Я был озадачен. Видимо, здесь в Нью-Йорке проституток преследовали так же, как в Европе эмигрантов.
— Я буду осторожен, — сказал я. — К тому же я слишком плохо знаю английский, чтобы приставать к женщинам.
Я вышел из гостиницы. Передо мной лежала ярко освещенная, девственно-чистая улица. Во Франции в этот час проститутки сновали по улицам, стуча своими высокими каблуками. Другие стояли возле фонарей, тускло мерцавших голубым маскировочным светом. Они проявляли невиданную живучесть и не боялись никого, даже гестапо. Временами они становились мимолетными спутницами одиноких беженцев, когда те, не в силах оставаться наедине с самими собой, согласны были заплатить за скоротечные часы простой покупной ласки. Я смотрел на прилавки торговцев деликатесами, ломившиеся от ветчины, колбас, ананасов и сыров. «Прощайте, подруги парижских ночей! — думал я. — Видно, теперь мой удел — онанизм или монашеская аскеза».
Я остановился перед магазином с картонной вывеской: «Пастрома». Это была деликатесная лавочка. Несмотря на поздний час, дверь была открыта. Должно быть, в Нью-Йорке действительно не было комендантского часа.
— Порцию горячей пастромы, — потребовал я.
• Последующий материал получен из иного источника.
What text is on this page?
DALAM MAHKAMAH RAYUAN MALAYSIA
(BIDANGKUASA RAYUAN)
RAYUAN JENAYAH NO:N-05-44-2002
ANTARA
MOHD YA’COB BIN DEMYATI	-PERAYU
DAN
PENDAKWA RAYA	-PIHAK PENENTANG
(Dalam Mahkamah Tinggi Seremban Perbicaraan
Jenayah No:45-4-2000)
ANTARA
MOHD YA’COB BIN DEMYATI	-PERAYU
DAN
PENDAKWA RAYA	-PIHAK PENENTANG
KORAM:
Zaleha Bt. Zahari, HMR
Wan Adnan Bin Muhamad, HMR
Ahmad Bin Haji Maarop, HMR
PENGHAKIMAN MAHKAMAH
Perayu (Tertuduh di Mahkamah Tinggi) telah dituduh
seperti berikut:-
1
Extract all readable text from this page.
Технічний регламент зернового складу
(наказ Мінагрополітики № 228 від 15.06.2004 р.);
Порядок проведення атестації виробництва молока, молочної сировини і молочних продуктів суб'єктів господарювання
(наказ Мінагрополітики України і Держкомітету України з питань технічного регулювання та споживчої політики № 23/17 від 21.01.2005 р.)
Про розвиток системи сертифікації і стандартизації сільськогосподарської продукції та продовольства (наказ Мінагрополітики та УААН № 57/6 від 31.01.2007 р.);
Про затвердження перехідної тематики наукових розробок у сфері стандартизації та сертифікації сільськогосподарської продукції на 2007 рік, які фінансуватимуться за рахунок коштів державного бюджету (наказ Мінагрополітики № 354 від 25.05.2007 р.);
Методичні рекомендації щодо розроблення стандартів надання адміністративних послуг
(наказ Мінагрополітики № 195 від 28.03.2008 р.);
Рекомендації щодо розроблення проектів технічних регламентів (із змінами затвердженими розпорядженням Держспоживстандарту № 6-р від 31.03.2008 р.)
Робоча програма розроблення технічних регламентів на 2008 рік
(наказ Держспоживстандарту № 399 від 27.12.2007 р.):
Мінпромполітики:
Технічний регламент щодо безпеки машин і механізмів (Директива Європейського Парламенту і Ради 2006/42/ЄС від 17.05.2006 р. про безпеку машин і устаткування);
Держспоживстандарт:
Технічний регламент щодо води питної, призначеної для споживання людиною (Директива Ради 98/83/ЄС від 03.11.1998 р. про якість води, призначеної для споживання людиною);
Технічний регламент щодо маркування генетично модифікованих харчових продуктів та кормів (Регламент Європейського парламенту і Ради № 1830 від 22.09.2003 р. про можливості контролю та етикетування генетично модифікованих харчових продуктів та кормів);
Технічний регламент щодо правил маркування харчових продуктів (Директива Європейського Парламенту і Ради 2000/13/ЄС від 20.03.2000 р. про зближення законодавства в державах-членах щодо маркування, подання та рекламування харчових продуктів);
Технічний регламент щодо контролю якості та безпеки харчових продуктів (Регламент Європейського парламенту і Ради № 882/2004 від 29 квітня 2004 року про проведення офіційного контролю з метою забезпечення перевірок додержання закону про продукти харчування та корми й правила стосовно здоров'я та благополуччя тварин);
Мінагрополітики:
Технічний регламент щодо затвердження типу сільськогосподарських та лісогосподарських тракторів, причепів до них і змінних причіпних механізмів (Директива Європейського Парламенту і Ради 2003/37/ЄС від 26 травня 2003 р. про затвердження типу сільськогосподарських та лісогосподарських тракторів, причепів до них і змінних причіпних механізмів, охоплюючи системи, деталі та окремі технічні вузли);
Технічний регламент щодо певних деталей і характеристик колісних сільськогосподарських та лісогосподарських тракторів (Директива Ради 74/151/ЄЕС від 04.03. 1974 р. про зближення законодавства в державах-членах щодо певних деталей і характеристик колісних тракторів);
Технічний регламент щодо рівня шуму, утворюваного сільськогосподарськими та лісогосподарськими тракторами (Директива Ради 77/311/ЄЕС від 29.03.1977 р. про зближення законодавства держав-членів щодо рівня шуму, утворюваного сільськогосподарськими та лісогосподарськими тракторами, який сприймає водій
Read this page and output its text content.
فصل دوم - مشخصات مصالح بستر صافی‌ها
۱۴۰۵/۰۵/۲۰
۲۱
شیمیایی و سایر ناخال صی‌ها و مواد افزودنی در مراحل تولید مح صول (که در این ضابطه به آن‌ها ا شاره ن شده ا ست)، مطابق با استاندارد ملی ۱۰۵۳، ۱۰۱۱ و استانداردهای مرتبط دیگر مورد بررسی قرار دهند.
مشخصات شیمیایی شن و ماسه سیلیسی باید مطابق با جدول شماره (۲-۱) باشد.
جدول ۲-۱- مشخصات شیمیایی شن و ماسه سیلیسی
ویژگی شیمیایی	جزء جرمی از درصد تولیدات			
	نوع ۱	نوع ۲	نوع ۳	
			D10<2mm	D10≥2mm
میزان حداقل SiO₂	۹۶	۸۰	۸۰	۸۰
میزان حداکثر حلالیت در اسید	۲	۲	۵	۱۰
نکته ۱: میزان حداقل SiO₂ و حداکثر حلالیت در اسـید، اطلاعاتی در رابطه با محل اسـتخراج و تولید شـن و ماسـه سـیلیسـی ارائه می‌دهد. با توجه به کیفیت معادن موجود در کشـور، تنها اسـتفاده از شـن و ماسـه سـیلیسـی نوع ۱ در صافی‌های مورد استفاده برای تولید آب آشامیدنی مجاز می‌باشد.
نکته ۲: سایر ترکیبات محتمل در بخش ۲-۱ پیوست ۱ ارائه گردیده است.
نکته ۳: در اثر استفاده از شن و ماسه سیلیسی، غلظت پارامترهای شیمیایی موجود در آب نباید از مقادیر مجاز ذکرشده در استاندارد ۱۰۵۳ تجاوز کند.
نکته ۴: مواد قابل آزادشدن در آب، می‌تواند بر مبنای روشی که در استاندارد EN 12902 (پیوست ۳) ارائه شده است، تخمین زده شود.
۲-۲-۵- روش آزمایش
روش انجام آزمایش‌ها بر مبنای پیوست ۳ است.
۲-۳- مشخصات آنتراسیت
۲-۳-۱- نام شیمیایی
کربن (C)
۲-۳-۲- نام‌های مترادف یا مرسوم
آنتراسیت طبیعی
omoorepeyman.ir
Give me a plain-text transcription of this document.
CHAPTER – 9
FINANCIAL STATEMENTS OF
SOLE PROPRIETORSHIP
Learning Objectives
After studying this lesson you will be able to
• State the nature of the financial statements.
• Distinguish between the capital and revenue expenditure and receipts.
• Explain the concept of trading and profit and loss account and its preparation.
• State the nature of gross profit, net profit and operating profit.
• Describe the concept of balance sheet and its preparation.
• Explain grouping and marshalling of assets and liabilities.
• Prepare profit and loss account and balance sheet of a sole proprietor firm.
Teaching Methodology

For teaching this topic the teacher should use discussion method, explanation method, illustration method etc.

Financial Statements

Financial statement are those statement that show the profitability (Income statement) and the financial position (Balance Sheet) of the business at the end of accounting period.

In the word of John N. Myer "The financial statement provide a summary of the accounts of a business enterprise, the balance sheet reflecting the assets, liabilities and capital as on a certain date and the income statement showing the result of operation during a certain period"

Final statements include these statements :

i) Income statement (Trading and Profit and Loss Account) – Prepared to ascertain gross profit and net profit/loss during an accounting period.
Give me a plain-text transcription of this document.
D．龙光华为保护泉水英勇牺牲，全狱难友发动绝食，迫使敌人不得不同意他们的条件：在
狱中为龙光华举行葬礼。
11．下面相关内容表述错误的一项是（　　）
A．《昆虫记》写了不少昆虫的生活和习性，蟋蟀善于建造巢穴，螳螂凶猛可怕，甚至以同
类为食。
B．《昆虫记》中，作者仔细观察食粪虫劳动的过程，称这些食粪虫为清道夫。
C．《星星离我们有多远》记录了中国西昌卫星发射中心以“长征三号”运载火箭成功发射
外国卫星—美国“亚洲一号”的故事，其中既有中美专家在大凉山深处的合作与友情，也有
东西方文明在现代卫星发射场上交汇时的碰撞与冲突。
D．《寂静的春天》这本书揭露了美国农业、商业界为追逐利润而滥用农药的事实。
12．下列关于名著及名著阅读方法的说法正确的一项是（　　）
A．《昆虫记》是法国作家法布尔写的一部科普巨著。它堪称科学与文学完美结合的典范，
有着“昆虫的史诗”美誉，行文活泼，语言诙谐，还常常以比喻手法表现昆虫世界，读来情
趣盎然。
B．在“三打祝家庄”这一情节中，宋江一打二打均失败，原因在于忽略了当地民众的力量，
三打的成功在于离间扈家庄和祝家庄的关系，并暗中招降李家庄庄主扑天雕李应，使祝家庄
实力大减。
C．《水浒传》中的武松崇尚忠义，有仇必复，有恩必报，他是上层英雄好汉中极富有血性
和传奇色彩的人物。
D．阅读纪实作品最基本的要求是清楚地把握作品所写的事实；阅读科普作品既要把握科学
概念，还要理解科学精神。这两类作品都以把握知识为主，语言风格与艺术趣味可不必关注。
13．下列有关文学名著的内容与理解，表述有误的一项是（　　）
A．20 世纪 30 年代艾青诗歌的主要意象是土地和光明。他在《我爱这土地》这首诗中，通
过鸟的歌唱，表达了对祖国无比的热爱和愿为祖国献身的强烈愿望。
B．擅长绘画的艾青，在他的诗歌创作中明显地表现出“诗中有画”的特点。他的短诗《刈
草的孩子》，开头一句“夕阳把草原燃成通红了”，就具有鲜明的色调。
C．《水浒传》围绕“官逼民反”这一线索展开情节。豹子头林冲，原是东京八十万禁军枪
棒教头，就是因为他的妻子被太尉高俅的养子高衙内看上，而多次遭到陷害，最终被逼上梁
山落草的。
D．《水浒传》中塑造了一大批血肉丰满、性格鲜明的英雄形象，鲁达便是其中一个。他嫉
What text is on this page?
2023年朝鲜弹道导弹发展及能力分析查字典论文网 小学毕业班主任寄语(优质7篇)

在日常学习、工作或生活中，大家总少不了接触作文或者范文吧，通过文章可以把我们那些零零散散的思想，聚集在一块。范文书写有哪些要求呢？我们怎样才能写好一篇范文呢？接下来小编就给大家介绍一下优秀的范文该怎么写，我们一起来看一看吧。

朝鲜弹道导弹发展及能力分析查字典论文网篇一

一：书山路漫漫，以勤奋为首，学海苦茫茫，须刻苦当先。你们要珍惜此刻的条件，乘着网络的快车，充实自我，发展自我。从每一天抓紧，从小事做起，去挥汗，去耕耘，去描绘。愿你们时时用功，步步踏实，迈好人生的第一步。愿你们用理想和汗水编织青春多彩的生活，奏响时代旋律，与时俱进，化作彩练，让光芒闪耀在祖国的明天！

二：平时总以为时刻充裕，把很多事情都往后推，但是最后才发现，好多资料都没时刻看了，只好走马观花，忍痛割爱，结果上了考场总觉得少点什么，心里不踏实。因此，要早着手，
— On rye?[242] — Продавец показал на буханку ржаного хлеба.
Я кивнул.
— И с огурцом — глазами я указал на соленый огурец. Продавец подвинул тарелку в мою сторону. Я уселся за стойкой и приступил к еде. Раньше я не знал, что такое пастрома. Оказалось, что это было консервированное мясо, очень вкусное. Все, что я ел в эти дни, казалось мне очень вкусным. Я был постоянно голоден и в любую минуту готов был наброситься на еду. На Эллис-Айленде пища имела странноватый привкус; поговаривали, будто туда добавляют соду, чтобы подавить половой инстинкт.
Кроме меня за стойкой сидела очень красивая девушка. Она сидела так неподвижно, как будто лицо ее было из мрамора. От лака ее волосы блестели, точно у египетского сфинкса; она была сильно накрашена. В Париже ее приняли бы за проститутку — другие женщины там так не красятся.
Я снова вспомнил о Хирше. Я был у него сегодня после обеда.
— Тебе нужна женщина, — говорил он. — И поскорее! Ты слишком долго жил один. Лучше всего найди себе эмигрантку. Она будет понимать тебя. Ты сможешь говорить с ней. По-немецки и по-французски.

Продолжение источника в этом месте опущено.